Models that reference themselves

Hi

I’m pretty much a newbie to Rails and I have at least two projects
under development that are going to need the same type of constructs
and I’m struggling to get my head around how to achieve what I want
using Rails models and relationships.

In one project I have a hierarchy of (geographical) sites. For
example:

Earth
Europe
Ireland
Cork
Kerry
Galway

UK
France
America

If I were using any other language my sites model would look like:

id, # Primary Key
site_name,
parent_id # references the id of this site’s parent.
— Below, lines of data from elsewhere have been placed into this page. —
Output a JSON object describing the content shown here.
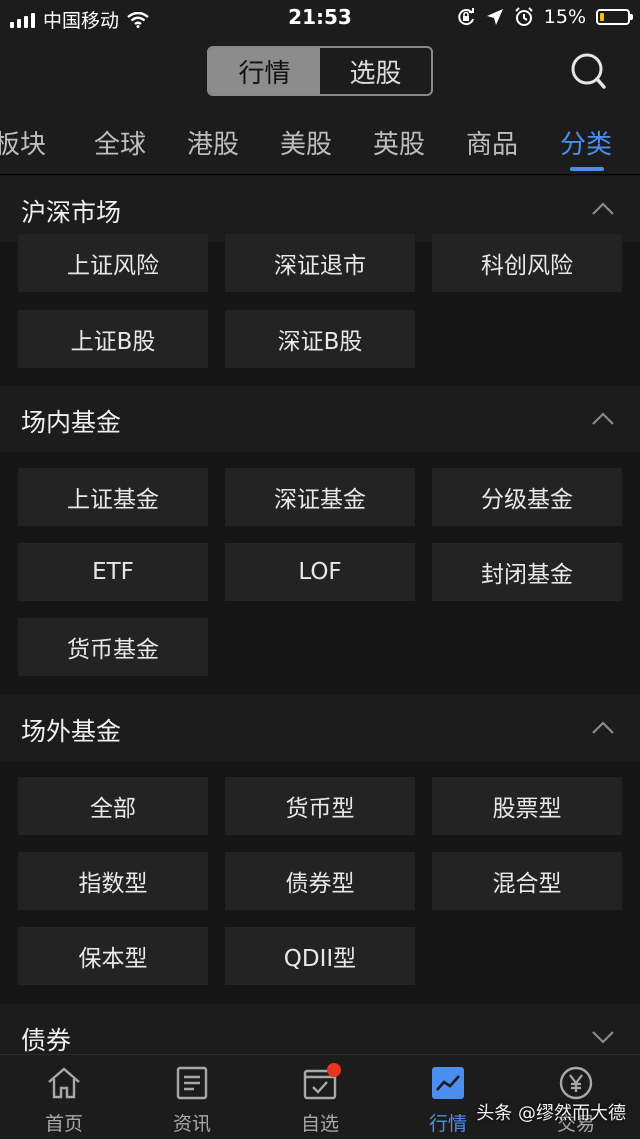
{
  "status_bar": {
    "carrier": "中国移动",
    "time": "21:53",
    "battery_percent": "15%",
    "battery_level": 0.15
  },
  "header": {
    "segments": [
      {
        "label": "行情",
        "active": true
      },
      {
        "label": "选股",
        "active": false
      }
    ],
    "search_icon": "search-icon"
  },
  "tabs": [
    {
      "label": "板块"
    },
    {
      "label": "全球"
    },
    {
      "label": "港股"
    },
    {
      "label": "美股"
    },
    {
      "label": "英股"
    },
    {
      "label": "商品"
    },
    {
      "label": "分类",
      "active": true
    }
  ],
  "sections": [
    {
      "title": "沪深市场",
      "expanded": true,
      "items": [
        "上证风险",
        "深证退市",
        "科创风险",
        "上证B股",
        "深证B股"
      ]
    },
    {
      "title": "场内基金",
      "expanded": true,
      "items": [
        "上证基金",
        "深证基金",
        "分级基金",
        "ETF",
        "LOF",
        "封闭基金",
        "货币基金"
      ]
    },
    {
      "title": "场外基金",
      "expanded": true,
      "items": [
        "全部",
        "货币型",
        "股票型",
        "指数型",
        "债券型",
        "混合型",
        "保本型",
        "QDII型"
      ]
    },
    {
      "title": "债券",
      "expanded": false,
      "items": []
    }
  ],
  "bottom_nav": [
    {
      "label": "首页",
      "icon": "home-icon"
    },
    {
      "label": "资讯",
      "icon": "news-icon"
    },
    {
      "label": "自选",
      "icon": "watchlist-icon",
      "badge": true
    },
    {
      "label": "行情",
      "icon": "market-chart-icon",
      "active": true
    },
    {
      "label": "交易",
      "icon": "yuan-icon"
    }
  ],
  "watermark": "头条 @缪然而大德",
  "colors": {
    "accent": "#4a8ff0",
    "background": "#161616",
    "cell": "#232323",
    "badge": "#e8331f"
  }
}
In Rails I think I need to:

  1. Drop the parent_id column
  2. Use a bridge table to bridge the site id back to the parent site
    record and
  3. A has_and_belongs_to_many relationship

Is this the correct approach?

I’m sure this must have been done before as I have two projects that I
want to do the same thing in. I’ve found examples in the wiki of
bridging two tables in this way; but I’ve not found a way of linking a
table back to itself.

Any assistance will be gratefully appreciated.

Regards

David

On 12 Oct 2007, at 11:39, DavidH wrote:

  1. Use a bridge table to bridge the site id back to the parent site
    record and
  2. A has_and_belongs_to_many relationship

Is this the correct approach?

If a site has only one parent then you should stick with parent_id.

You then stick
belongs_to :parent, :class_name => ‘Site’, :foreign_key => ‘parent_id’

in your Site model

Fred

Many thanks Frederick. Yes a site can only have one parent. I will
give your suggestion a try and see how I get on.

Cheers

David

On Oct 12, 12:13 pm, Frederick C. [email protected]
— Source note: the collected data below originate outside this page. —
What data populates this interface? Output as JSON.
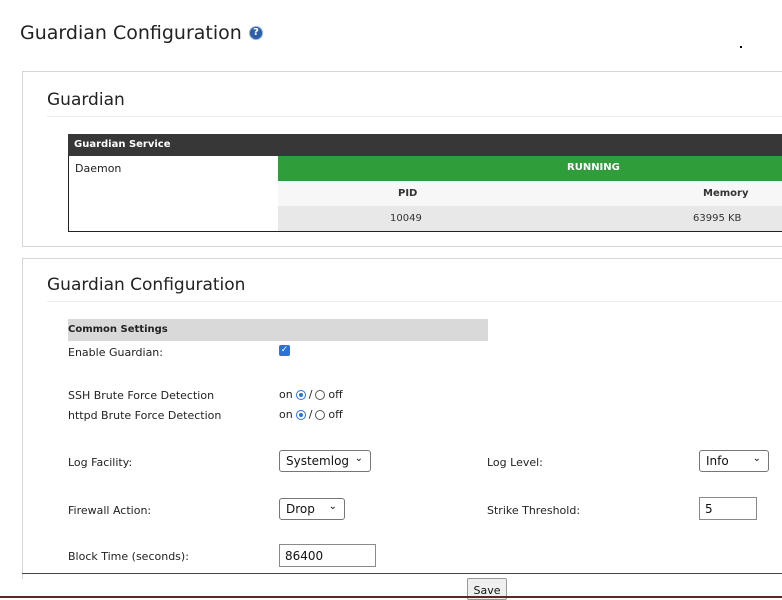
{
  "page": {
    "title": "Guardian Configuration"
  },
  "guardian_panel": {
    "title": "Guardian",
    "service_table": {
      "header": "Guardian Service",
      "row_label": "Daemon",
      "status": "RUNNING",
      "columns": [
        "PID",
        "Memory"
      ],
      "values": [
        "10049",
        "63995 KB"
      ]
    }
  },
  "config_panel": {
    "title": "Guardian Configuration",
    "section_header": "Common Settings",
    "enable_label": "Enable Guardian:",
    "enable_checked": true,
    "ssh_label": "SSH Brute Force Detection",
    "httpd_label": "httpd Brute Force Detection",
    "radio_on": "on",
    "radio_sep": "/",
    "radio_off": "off",
    "log_facility_label": "Log Facility:",
    "log_facility_value": "Systemlog",
    "log_level_label": "Log Level:",
    "log_level_value": "Info",
    "firewall_label": "Firewall Action:",
    "firewall_value": "Drop",
    "strike_label": "Strike Threshold:",
    "strike_value": "5",
    "block_label": "Block Time (seconds):",
    "block_value": "86400",
    "save_label": "Save"
  },
  "colors": {
    "running": "#2f9e3a",
    "accent": "#2a73d9",
    "header_dark": "#373737"
  }
}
On 10/12/07, Frederick C. [email protected] wrote:

In Rails I think I need to:
You then stick
belongs_to :parent, :class_name => ‘Site’, :foreign_key => ‘parent_id’

in your Site model

May also want to add:
has_many :children, :class_name =>“Site”, :foreign_key => “parent_id”

You could also look at acts_as_tree, acts_as_nested_set and various
other plugins for managing hierarchic data structures.